Lors de l’ascension du col Muir
Lors de l’ascension du col Muir

Me voilà donc à Kennedy Meadows South, le début des High Sierras. L’une des plus belles sections de tout le Pacific Crest Trail. J’attendais ce moment avec impatience.


Avant de me lancer, j’ai passé deux jours à Kennedy Meadows South pour me reposer un peu, laver mes vêtements, remplir mon estomac et me préparer pour les High Sierras.


La préparation inclut plusieurs choses, à commencer par la nourriture. Randonner dans les High Sierras signifie qu’on est constamment en montagne, loin de toute civilisation. On est en pleine nature, et il n’y a strictement rien autour. Pas même de réseau. Si on veut retourner vers la civilisation, par exemple pour acheter de la nourriture, il faut souvent marcher longtemps, et la plupart du temps franchir un col. Mon groupe et moi avons décidé de passer le Kearsarge Pass lors du 6ème jours et d’aller à Bishop, grâce à un « trail angel », pour s’y ravitailler. Cela signifie transporter de la nourriture pour 6 jours plus 1 ou 2 jours de réserve. Et tout cela doit rentrer dans mon sac à dos.
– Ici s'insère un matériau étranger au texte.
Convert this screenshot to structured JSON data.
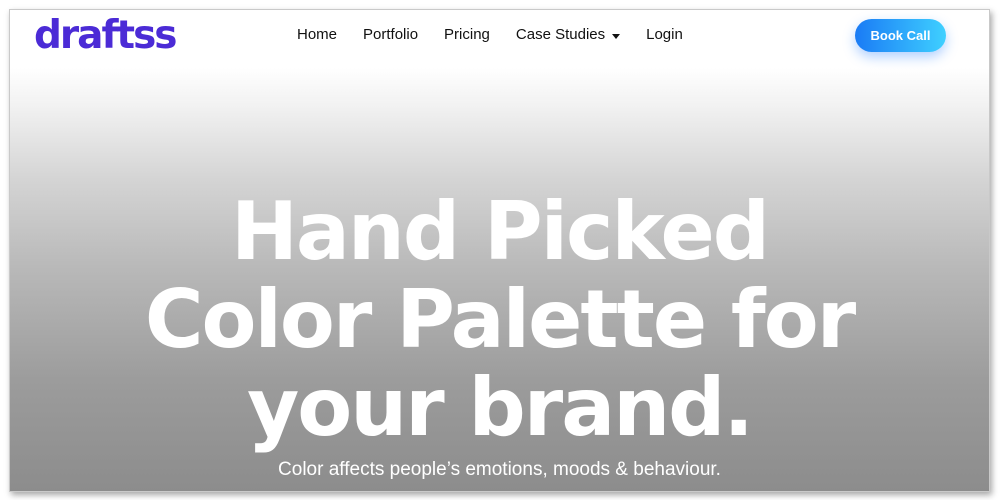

Ensuite, le matériel. Lorsque j’ai commencé le PCT, il n’y avait pas beaucoup de neige dans les High Sierras. Mais pendant que j’étais encore dans le sud de la Californie, il y a eu plusieurs épisodes de précipitations. Et comme je marchais un peu plus que la moyenne chaque jour, je suis arrivé relativement tôt à Kennedy Meadows South. Seul un groupe de deux personnes était parti dans les Sierras avant nous. D’après leur retour, il y avait encore pas mal de neige. Il était donc impensable de partir sans « microspikes » (les petits crampons), ni piolet. Je m’étais déjà fait envoyer ce matériel à Kennedy Meadows South après avoir gravi le San Jacinto. J’ai aussi acheté des chaussettes « Sealskinz » qui gardent les pieds étonnamment secs en marchant dans la neige et protègent bien du froid. Pour cette section du PCT, un « bear canister » (littéralement une boîte à ours) est aussi obligatoire, pour protéger la nourriture des ours. J’ai aussi pris une batterie externe supplémentaire, car j’utilise mon téléphone avec l’application « FarOut » pour la navigation, et il me faut donc pouvoir le recharger, ainsi que ma lampe frontale, puisqu’on marche souvent de nuit. Encore un peu de poids en plus.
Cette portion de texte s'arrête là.